Neues Jahr – neues Glück. Als würde am 1.1. alles auf Null gestellt werden, als wäre Neujahr eine Zäsur, als gelte „What happens in 2013, stays in 2013“, raffen sich wieder einmal Millionen Menschen zu guten Vorsätzen auf, die das beginnende Jahr von dem vergangenen unterscheiden sollen. Netter Impuls für einen Moment, doch in der Realität gibt es selten einen Cut, eine 180 Grad-Wendung. Zum Glück. Zumindest für das Kino. Denn das macht im Ruhrgebiet da weiter, wo es nicht aufgehört hat. Mit Festivals, Blickpunkten, Specials und Aktionen. Dran am Puls der Zeit.

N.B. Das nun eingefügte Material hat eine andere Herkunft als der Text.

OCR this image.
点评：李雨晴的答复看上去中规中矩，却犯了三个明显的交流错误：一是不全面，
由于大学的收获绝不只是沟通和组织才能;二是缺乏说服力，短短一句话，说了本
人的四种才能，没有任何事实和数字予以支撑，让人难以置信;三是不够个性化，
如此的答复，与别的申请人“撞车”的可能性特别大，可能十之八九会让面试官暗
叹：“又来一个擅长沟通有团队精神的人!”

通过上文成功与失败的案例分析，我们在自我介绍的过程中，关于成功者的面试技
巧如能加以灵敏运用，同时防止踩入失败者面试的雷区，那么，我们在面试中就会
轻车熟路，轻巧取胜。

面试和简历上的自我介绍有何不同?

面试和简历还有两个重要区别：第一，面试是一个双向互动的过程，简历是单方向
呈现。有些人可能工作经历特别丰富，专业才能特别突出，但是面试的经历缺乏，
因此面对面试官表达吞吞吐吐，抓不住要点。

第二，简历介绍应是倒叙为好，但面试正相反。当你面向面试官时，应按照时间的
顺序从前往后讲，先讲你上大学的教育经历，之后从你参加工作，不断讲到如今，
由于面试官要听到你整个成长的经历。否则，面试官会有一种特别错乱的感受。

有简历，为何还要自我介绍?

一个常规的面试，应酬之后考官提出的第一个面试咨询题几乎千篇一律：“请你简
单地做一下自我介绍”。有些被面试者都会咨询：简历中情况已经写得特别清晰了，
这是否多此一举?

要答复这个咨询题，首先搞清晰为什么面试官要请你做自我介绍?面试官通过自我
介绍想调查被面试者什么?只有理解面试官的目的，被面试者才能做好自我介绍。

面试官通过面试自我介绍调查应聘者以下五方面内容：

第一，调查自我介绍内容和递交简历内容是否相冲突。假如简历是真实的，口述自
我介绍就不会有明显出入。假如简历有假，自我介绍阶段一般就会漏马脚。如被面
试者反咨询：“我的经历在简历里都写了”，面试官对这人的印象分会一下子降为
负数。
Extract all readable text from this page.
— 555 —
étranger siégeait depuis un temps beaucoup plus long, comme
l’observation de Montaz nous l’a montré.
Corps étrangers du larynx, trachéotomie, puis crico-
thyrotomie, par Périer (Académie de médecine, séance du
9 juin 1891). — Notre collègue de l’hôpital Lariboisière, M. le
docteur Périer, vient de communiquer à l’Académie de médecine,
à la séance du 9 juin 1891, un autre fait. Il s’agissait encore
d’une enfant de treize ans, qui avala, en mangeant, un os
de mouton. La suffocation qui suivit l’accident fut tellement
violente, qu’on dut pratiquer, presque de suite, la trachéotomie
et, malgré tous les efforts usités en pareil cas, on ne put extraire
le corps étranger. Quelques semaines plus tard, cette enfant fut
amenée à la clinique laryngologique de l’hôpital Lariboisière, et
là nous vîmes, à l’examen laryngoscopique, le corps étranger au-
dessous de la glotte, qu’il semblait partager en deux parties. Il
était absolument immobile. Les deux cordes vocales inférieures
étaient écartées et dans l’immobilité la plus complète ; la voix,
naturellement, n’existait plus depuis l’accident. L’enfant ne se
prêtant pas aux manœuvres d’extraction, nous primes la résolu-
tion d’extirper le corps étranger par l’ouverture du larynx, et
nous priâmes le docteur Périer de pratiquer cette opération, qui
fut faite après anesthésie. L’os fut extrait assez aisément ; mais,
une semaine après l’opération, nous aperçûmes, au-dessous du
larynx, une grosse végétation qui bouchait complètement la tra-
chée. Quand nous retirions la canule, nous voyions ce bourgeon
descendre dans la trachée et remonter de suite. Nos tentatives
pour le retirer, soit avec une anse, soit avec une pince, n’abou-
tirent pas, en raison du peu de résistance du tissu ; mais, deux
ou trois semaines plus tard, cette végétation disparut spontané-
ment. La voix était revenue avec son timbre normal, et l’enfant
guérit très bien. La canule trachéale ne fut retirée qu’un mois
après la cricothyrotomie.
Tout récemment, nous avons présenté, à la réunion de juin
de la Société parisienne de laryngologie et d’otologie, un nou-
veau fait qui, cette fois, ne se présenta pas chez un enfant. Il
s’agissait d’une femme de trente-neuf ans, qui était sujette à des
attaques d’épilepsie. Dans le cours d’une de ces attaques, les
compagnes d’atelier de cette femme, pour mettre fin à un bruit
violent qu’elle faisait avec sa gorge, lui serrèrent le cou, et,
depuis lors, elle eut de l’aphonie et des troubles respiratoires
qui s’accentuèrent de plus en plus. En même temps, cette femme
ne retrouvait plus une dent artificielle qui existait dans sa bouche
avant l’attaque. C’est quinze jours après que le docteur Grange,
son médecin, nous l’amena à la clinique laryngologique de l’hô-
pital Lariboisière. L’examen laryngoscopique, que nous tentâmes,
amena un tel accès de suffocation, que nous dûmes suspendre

Auf die immer noch aktuelle Diskussion über das Bild der Frau in Medien und Gesellschaft, Frauenquote und zig Feminismuspositionen gibt das Kino im Januar eine ungezwungene Antwort, indem es all die Für und Widers hinter sich lässt, und einfach einen kurzen Schwerpunkt auf Filme weiblicher Filmschaffender legt. Die Lichtburg in Oberhausen lädt vier Monate vor den Kurzfilmtagen zu den Frauenfilmtagen ein und präsentiert eine bunt gemischte Filmauswahl, die die Regisseurinnen mit Filmgesprächen abrunden. Vorbildlich seinem Bildungsauftrag gerecht wird das Kino während der Schulkinowochen NRW. In nahezu allen Kinos NRWs werden ab Mitte Januar ausgesuchte Filme für Kinder und Jugendliche angeboten, die diese im Klassenverband während der Schulzeit besuchen können. Neben der Freude ins Kino gehen zu können bietet dies Schülern die Möglichkeit, sich reflektiert mit dem Medium Film, seinem Inhalt und seinem Handwerk auseinanderzusetzen. In ausgewählten Kinos geben Gäste, die hinter der Kamera arbeiten, Einblicke in die aufwändige Welt der Filmproduktion und räumen so mit der Vorstellung vom bloßen Glanzprodukt Film auf. Den Anfang macht zur Eröffnung am 16. Januar im sweetSixteen Dortmund der Kameramann Lutz Reitemeier, der zuletzt mit „Das Mädchen Wadjda“ ein Stück saudiarabische Mentalität und Lebenswelt näher brachte.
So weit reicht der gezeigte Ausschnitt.